- Jamie Dimon defende regulação bancária para emissores de stablecoins
- Debate sobre CLARITY Act intensifica discussão em Washington
- Bancos pedem igualdade regulatória no mercado de criptomoedas
O CEO do JPMorgan Chase, Jamie Dimon, afirmou que empresas que emitem stablecoins e pagam juros sobre saldos de clientes deveriam ser regulamentadas como bancos. A declaração reacende o debate em Washington sobre como estruturar as regras para o setor de criptomoedas nos Estados Unidos.
Durante entrevista à CNBC na terça-feira, Dimon comentou as discussões envolvendo o projeto de lei CLARITY Act e as recentes divergências com o CEO da Coinbase, Brian Armstrong. O executivo argumentou que existe uma diferença importante entre recompensas vinculadas a transações e juros pagos sobre valores depositados pelos usuários.
Segundo ele, quando plataformas passam a remunerar os saldos armazenados pelos clientes, o modelo de operação se aproxima diretamente das atividades bancárias tradicionais. Nesse caso, afirmou Dimon, essas empresas deveriam cumprir os mesmos requisitos aplicados ao sistema financeiro regulado.
“Recompensas são o mesmo que juros”, disse Dimon. “Se você vai manter saldos e pagar juros, isso é responsabilidade do banco. Você deve ser regulamentado por um banco.”
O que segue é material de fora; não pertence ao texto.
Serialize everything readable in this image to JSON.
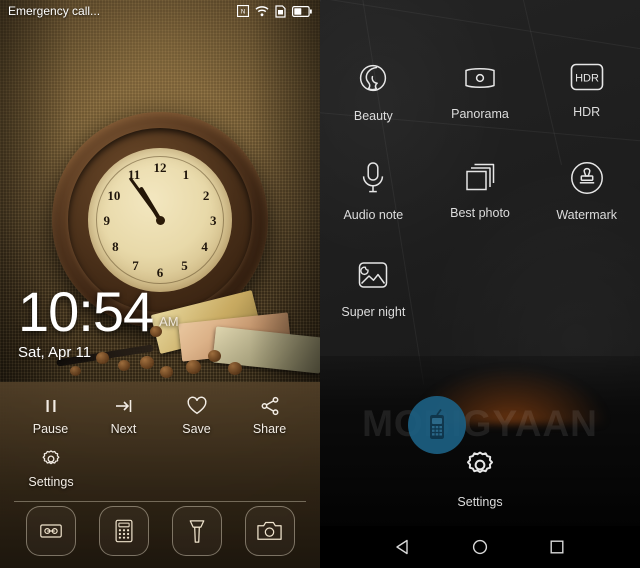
{
  "lockscreen": {
    "status": {
      "text": "Emergency call...",
      "icons": [
        {
          "name": "nfc-icon",
          "label": "NFC"
        },
        {
          "name": "wifi-icon",
          "label": "Wi-Fi"
        },
        {
          "name": "sim-card-icon",
          "label": "SIM"
        },
        {
          "name": "battery-icon",
          "label": "Battery"
        }
      ]
    },
    "clock": {
      "time": "10:54",
      "ampm": "AM",
      "date": "Sat, Apr 11"
    },
    "wallpaper_controls": [
      {
        "label": "Pause",
        "icon": "pause-icon"
      },
      {
        "label": "Next",
        "icon": "next-icon"
      },
      {
        "label": "Save",
        "icon": "heart-icon"
      },
      {
        "label": "Share",
        "icon": "share-icon"
      },
      {
        "label": "Settings",
        "icon": "gear-icon"
      }
    ],
    "shortcuts": [
      {
        "name": "voice-recorder-shortcut",
        "icon": "tape-recorder-icon"
      },
      {
        "name": "calculator-shortcut",
        "icon": "calculator-icon"
      },
      {
        "name": "flashlight-shortcut",
        "icon": "flashlight-icon"
      },
      {
        "name": "camera-shortcut",
        "icon": "camera-icon"
      }
    ]
  },
  "camera": {
    "modes": [
      {
        "label": "Beauty",
        "icon": "beauty-face-icon"
      },
      {
        "label": "Panorama",
        "icon": "panorama-icon"
      },
      {
        "label": "HDR",
        "icon": "hdr-icon",
        "glyph": "HDR"
      },
      {
        "label": "Audio note",
        "icon": "microphone-icon"
      },
      {
        "label": "Best photo",
        "icon": "stacked-photos-icon"
      },
      {
        "label": "Watermark",
        "icon": "stamp-icon"
      },
      {
        "label": "Super night",
        "icon": "night-photo-icon"
      }
    ],
    "settings": {
      "label": "Settings",
      "icon": "gear-icon"
    }
  },
  "watermark": {
    "text": "MOBIGYAAN",
    "logo_color": "#1c5f82"
  },
  "navbar": [
    {
      "name": "back-button",
      "icon": "back-triangle-icon"
    },
    {
      "name": "home-button",
      "icon": "home-circle-icon"
    },
    {
      "name": "recents-button",
      "icon": "recents-square-icon"
    }
  ],
  "colors": {
    "lock_accent": "#f2ece4",
    "camera_label": "#dcdcdc",
    "navbar_bg": "#000000"
  }
}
O executivo explicou que os bancos poderiam aceitar um cenário em que plataformas de criptomoedas oferecessem recompensas relacionadas ao uso da rede ou a atividades transacionais. Porém, empresas que atuam como instituições de depósito precisariam seguir regras semelhantes às do sistema bancário.
Entre essas exigências estariam padrões de capital e liquidez, mecanismos de combate à lavagem de dinheiro e requisitos associados ao seguro federal de depósitos. Para Dimon, aplicar regras equivalentes seria fundamental para garantir concorrência equilibrada.
“Igualdade de condições por produto”, disse ele ao defender que empresas que oferecem serviços financeiros similares deveriam operar sob níveis comparáveis de supervisão.
A discussão ocorre em um momento de tensão entre setores do mercado. Brian Armstrong defendeu recentemente que os bancos deveriam competir diretamente com plataformas de criptomoedas, posição que contrasta com a visão apresentada por Dimon.
Mesmo assim, o CEO do JPMorgan destacou que a instituição financeira não se opõe à inovação tecnológica. O banco utiliza blockchain em diversas operações internas e já desenvolveu um token de depósito para movimentações financeiras em redes de registro distribuído.
“Somos a favor da concorrência”, disse ele. “Mas ela precisa ser justa e equilibrada.”
Dimon também ressaltou que os bancos enfrentam uma extensa carga de conformidade regulatória, incluindo regras de prevenção à lavagem de dinheiro e obrigações ligadas a empréstimos comunitários. Segundo ele, essas exigências existem para proteger a estabilidade do sistema financeiro.
“Pela segurança do sistema, e não apenas pela equidade da concorrência”, disse Dimon.
Enquanto isso, legisladores em Washington continuam avaliando propostas para regulamentar as criptomoedas. O objetivo é estabelecer regras claras sem deslocar a atividade para áreas menos supervisionadas do mercado financeiro.